Strategic Considerations for Companies
For companies using OpenAI’s APIs, especially with rapid model releases, the most successful ones are those with strong internal evals tailored to their specific use cases [00:17:57]. They can then quickly run these evals on new models when they are released [00:18:06]. Successful customers also adapt their prompts and scaffolding to particular models [00:18:15].
A key recommendation for companies is to “build stuff which is maybe just out of reach of the current models” [00:18:25]. If a use case works only one out of ten times (10% pass rate) but can be fine-tuned to 50%, it’s likely something a future model will “crush” within a few months, making it a good candidate to work on [00:18:53]. Building scaffolding to make a product work is worthwhile for a few months of “arbitrage” until the capability becomes more easily available natively in future models [00:19:54]. However, it’s crucial to be prepared to change things and keep an eye on future trends like improving context windows, reasoning capabilities, and instruction following [00:20:16]. Connecting the model to as much information about a task as possible is also beneficial, even if current results are mediocre, as future models will likely improve [00:21:09].
Generalization vs. Specialized Models
OpenAI’s general philosophy leans into the “G” in AGI (Artificial General Intelligence), aiming to make one general model rather than purpose-built models for different groups [00:15:52]. The goal is to simplify the product offering and have one model for both chat and API use cases [00:16:06]. However, the development of GPT-4.1, which focused on developers, was an exception due to a particularly acute need and the ability to move faster by decoupling from ChatGPT [00:16:15]. This allowed for specific choices in model training, such as removing ChatGPT-specific datasets and significantly upweighting coding data [00:16:35].
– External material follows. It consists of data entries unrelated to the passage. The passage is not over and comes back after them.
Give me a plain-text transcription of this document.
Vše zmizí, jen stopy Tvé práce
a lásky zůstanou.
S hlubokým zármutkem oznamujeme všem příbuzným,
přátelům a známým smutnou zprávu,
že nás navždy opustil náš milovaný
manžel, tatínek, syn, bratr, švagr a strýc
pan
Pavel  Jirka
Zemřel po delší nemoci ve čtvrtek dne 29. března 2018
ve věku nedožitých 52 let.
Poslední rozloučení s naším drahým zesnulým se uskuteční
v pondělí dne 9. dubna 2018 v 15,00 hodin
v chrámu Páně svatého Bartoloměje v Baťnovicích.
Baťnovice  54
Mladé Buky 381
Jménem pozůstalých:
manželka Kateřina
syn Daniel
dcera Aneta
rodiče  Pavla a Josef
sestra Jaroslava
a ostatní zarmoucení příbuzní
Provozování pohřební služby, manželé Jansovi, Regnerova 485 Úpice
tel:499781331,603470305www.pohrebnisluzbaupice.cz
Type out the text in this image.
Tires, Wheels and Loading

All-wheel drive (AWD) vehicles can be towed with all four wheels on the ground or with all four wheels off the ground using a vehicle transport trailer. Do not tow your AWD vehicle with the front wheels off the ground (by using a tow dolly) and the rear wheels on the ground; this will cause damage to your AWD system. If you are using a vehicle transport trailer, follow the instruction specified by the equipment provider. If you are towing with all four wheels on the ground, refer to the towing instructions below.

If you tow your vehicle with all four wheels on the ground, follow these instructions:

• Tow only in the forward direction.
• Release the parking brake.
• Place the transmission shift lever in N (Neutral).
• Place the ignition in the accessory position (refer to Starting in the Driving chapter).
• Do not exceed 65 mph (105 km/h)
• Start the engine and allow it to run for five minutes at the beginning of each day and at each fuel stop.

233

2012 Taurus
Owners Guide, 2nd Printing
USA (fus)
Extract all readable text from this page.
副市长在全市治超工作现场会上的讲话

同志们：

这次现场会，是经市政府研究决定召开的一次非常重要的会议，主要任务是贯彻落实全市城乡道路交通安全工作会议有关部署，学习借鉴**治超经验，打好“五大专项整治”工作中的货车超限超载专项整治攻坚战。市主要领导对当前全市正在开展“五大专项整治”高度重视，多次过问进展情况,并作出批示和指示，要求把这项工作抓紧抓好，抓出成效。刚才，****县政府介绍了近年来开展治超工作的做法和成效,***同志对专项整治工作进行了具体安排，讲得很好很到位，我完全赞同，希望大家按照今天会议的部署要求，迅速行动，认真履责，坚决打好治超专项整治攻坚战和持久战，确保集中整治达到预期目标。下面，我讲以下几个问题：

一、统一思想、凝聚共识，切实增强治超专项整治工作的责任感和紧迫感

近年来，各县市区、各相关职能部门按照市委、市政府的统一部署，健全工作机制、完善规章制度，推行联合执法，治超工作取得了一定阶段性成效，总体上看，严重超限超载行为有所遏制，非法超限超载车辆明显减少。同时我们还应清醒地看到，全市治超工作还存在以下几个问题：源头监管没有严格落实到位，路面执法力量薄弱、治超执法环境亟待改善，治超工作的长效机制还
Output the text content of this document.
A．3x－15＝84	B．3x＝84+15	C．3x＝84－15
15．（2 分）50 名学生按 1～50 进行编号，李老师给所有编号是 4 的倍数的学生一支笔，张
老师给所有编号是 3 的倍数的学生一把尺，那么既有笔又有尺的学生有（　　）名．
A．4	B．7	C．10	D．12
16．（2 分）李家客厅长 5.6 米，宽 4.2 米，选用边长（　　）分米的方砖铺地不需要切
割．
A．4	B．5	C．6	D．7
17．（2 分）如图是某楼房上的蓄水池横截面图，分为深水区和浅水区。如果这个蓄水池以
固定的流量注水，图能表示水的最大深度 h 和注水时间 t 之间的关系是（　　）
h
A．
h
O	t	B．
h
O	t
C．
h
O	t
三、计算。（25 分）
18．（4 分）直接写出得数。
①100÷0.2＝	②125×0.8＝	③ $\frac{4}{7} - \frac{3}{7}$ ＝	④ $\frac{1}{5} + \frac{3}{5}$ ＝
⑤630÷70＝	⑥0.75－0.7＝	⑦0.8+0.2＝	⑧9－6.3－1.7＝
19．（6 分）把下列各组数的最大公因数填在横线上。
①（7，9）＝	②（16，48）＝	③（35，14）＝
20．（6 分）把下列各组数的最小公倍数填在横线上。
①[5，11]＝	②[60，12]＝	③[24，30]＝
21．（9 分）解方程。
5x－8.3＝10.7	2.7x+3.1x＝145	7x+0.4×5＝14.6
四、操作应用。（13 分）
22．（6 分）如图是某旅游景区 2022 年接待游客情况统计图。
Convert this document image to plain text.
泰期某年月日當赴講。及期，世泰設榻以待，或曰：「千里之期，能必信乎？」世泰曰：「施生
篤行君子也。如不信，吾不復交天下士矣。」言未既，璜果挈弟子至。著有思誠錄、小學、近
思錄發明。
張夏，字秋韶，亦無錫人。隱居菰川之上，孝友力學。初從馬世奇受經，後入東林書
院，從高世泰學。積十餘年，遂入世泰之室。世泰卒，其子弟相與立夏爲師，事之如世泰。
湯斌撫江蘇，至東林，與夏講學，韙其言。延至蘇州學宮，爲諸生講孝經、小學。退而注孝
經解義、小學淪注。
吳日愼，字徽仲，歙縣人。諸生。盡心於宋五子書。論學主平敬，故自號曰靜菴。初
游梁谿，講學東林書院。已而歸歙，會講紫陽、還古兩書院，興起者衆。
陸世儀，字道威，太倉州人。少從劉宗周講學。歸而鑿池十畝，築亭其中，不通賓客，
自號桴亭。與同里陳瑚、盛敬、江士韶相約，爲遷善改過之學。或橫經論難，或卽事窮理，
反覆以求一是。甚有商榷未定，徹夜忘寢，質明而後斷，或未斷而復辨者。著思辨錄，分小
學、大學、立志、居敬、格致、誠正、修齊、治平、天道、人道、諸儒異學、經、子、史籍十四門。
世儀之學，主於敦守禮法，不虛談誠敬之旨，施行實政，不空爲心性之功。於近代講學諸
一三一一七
Despite this targeted approach, the general trend indicates that combining everything into one model typically produces a much better result [00:26:05]. For example, learning to use one set of tools makes a model better at using other sets of tools [00:34:21]. The capabilities of models like GPT-3 already encompass many deep research functions, offering a quicker alternative to specialized deep research agents [00:34:38]. The future challenge in models like GPT-5 is to combine diverse capabilities, such as being a delightful chitchat partner and knowing when to engage in deep reasoning [00:37:57].